GEO Group, parent company of the Rio Grande Detention Center, faces class action lawsuits for alleged mistreatment of detainees at a Colorado facility and federal civil rights complaints regarding abuse at some other facilities.
In last year’s report, the office of inspector general recommended U.S. Immigration and Customs Enforcement improve its oversight of detention facility management and operations after hearing concerns from immigration rights groups and complaints from detainees.
“CoreCivic is deeply committed to providing a safe, humane and appropriate environment for those entrusted to our care, while also delivering cost-effective solutions to the challenges our government partners face,” said Jonathan Burns, the company’s director of public affairs. “We work in close coordination with our partners at ICE to ensure the well-being of the detainees at our ICE-contracted detention facilities.”
ICE detention service managers who work full-time at facilities including Laredo Processing Center “have unfettered access to the facility and detainees, and report independently to ICE headquarters,” Burns added.

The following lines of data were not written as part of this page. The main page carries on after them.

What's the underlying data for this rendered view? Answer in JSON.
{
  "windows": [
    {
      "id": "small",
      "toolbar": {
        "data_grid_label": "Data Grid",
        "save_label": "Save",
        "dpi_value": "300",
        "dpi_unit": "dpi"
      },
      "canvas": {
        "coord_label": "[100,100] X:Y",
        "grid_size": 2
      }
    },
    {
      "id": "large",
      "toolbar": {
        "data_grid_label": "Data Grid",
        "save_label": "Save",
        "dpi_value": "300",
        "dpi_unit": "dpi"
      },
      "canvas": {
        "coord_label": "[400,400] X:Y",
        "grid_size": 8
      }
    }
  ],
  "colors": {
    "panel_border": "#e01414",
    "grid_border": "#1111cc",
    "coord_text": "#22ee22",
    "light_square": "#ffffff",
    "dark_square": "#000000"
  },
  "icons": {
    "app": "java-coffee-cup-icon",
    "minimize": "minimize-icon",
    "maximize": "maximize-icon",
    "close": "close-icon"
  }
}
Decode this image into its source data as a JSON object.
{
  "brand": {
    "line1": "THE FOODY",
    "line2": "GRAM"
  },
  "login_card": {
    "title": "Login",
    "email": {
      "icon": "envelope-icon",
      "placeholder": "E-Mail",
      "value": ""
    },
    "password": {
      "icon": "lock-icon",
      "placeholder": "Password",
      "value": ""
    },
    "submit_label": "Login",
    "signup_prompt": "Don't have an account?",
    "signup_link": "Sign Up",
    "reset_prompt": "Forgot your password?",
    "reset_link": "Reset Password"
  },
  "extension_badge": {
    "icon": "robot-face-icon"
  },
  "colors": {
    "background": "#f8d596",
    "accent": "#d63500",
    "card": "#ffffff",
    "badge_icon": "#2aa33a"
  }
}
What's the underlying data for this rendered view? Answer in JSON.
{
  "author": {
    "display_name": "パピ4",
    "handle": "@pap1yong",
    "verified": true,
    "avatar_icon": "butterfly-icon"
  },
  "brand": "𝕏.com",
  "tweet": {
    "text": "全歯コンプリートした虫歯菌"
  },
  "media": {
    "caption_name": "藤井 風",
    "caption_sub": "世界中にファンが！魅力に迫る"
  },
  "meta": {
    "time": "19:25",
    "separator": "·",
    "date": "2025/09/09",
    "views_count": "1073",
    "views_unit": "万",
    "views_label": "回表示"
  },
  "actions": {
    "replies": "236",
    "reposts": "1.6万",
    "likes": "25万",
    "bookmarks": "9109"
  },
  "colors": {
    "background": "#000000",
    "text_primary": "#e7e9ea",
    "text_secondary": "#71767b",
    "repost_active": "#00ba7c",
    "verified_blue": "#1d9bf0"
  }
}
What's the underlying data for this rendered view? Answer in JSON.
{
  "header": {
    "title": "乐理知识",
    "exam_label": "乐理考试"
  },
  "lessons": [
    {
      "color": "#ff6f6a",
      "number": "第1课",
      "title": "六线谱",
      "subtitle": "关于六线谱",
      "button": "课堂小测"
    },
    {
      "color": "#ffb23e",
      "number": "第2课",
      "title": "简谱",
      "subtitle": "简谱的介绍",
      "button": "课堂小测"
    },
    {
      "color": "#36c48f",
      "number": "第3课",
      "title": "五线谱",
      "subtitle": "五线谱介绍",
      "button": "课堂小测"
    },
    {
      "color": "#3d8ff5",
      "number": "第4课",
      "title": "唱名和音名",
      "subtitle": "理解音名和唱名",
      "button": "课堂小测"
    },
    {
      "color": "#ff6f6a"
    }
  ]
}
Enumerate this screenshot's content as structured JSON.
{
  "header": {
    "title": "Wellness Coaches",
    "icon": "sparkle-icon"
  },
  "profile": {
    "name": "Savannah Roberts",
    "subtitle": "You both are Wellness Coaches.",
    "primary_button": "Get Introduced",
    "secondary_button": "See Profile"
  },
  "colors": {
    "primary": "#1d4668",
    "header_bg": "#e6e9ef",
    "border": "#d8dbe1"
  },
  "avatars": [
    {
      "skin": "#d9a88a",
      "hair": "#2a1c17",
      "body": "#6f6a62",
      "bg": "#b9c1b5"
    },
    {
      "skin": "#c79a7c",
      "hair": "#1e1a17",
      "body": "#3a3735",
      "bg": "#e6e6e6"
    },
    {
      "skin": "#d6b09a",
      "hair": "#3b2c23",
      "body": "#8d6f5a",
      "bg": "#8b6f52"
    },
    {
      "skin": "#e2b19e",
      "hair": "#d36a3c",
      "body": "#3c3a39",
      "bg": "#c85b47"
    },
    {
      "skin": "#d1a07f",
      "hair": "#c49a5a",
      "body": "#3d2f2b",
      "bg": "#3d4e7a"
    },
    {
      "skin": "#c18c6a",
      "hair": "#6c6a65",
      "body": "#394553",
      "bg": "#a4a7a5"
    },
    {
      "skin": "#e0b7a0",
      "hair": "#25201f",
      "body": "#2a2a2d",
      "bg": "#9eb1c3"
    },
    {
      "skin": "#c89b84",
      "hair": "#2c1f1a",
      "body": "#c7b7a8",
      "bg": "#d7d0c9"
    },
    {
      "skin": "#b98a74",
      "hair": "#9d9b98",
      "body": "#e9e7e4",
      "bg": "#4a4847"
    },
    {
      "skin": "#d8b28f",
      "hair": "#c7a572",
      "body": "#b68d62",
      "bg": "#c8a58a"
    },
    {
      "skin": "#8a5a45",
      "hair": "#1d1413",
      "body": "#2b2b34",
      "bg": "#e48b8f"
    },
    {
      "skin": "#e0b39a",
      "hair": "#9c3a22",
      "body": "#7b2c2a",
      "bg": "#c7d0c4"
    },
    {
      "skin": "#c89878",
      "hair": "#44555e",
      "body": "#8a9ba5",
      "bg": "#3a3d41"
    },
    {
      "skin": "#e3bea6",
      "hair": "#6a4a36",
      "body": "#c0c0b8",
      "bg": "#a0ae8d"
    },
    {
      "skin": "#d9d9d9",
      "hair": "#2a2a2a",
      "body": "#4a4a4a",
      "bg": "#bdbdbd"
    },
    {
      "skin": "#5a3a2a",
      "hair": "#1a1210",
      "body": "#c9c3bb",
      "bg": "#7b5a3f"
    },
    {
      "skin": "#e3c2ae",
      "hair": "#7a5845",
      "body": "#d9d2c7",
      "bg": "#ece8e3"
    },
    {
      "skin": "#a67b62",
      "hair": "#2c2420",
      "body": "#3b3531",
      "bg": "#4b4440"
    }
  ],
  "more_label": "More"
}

Ortiz noted he has heard reports from detainees at the Rio Grande Detention Center regarding their poor treatment at the facility. GEO Group did not respond when contacted by the Baptist Standard for comment.
‘They feel cast off’
Once deportees are dropped off at the border, they cross over to Mexico and stop at the Instituto Tamaulipeco para los Migrantes , Tamaulipan Institute for Migrants. At that Mexican state agency, Ortiz seeks to make sure the deportees have clothing, food and hygiene items when they try to journey home.
“When they go across the border, they feel ruined. They feel cast off,” Ortiz observed.
Many times, going back to the state they left means returning to nothing, Ortiz said. Their families are no longer there, they no longer have a home, and they return as outsiders.
“The church has to be responsible for what happens in the community,” Ortiz said. “We are the ones who have to present solutions to the problems people have.”
If people feel they are in a dark place, the church has a responsibility to be the light of Christ, he insisted.
Needs are great, and a limited number of churches are seeking to respond with severely limited resources, Ortiz noted. The congregations trust in God to bless their efforts, he added.
“God is the one that plants the seed, and God is the one who gives it growth,” he said.
Ortiz challenged additional congregations to become involved in ministry to deported immigrants.
“All they have to do is go outside and see the need around them,” he said.
As the church grows closer God, it also cares more and more for other’s circumstances, Ortiz said. He points to the words of Jesus in Matthew 25 as his guide—ministry to the most vulnerable, people with whom Christ identifies.
“We realize God is not working in our ministries but that we are working in God’s ministry.” Ortiz said.